Nila tertawa, dia memang cukup kesulitan mengingat nama orang yang baru ditemuinya. "Sorry, aku sedikit pelupa. Tapi, kamu gak sengaja lihat aku di jalan?"

"Biru. Nama saya Biru dan saya diminta Mas Cakra untuk jemput kamu. Soalnya beliau, Mas Satria sama Mas Karis ada rapat internal."

Nila mengangguk paham, "Oke, makasih ya Biru."

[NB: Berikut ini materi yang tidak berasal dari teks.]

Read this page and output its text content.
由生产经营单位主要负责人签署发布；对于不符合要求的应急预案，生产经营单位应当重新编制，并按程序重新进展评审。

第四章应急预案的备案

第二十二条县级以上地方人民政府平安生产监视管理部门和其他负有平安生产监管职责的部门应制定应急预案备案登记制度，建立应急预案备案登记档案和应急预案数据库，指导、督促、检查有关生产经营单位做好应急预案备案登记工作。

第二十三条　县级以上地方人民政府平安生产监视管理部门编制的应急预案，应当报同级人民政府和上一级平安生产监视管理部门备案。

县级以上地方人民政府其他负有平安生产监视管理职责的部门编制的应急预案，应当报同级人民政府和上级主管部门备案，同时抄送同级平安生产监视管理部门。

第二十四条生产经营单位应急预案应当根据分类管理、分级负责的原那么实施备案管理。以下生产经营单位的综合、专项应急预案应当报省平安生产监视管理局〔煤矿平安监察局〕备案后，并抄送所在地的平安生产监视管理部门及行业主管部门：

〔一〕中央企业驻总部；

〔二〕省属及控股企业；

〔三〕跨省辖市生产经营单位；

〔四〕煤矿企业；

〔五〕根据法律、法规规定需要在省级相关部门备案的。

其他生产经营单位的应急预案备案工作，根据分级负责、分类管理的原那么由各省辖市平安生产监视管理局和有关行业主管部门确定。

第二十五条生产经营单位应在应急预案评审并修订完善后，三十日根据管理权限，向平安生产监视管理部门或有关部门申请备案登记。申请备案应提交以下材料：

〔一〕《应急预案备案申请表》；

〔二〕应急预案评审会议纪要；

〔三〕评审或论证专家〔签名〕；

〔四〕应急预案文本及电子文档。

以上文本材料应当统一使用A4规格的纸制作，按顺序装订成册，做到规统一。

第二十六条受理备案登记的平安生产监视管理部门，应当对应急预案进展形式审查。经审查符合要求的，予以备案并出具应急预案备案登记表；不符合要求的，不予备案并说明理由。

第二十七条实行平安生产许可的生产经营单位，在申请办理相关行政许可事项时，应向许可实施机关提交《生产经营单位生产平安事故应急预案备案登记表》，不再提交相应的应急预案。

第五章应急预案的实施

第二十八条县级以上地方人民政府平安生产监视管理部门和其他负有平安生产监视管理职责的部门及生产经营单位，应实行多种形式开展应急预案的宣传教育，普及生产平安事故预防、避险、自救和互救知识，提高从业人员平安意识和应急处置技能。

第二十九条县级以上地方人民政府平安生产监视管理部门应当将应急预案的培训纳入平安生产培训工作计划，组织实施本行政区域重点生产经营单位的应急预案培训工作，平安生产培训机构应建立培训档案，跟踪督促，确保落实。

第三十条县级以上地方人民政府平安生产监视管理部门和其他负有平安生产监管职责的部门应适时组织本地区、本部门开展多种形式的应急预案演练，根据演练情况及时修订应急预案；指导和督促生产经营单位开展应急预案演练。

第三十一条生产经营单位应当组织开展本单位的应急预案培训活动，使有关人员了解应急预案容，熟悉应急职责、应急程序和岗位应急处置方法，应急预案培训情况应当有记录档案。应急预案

Biru sedikit tersihir dengan senyuman yang diberikan Nila barusan. Walau dia tak pernah tertarik dengan perempuan, tapi dia tahu kalau Nila termasuk cantik diantara semua perempuan yang pernah dilihatnya.

"Jadi gimana?"

"Apanya?"

"Soal tawaran menikah itu dong!" Nila mengingil tapi dia masih sempat memandang Biru dengan tatapan kesal.

"Maaf, saya lupa matiin AC-nya."

Laki-laki itu mengambil Jas miliknya yang berada di pangkuannya, "Saya gak ada selimut. Kamu pakai ini dulu ya."

Nila menerima itu dengan tersenyum, "Tuh! Kamu perhatian, aku makin serius ngajakin kamu nikah nih."

Biru menggeleng dan ikut tersenyum, "Saya kagum kamu masih kekeuh ngajak nikah padahal beberapa menit yang lalu, kamu bahkan lupa nama saya."

Nila tertawa mendengar sindiran Biru, menurutnya Biru gampang untuk diajak berbicara. Poin plus lainnya untuk Biru di mata Nila.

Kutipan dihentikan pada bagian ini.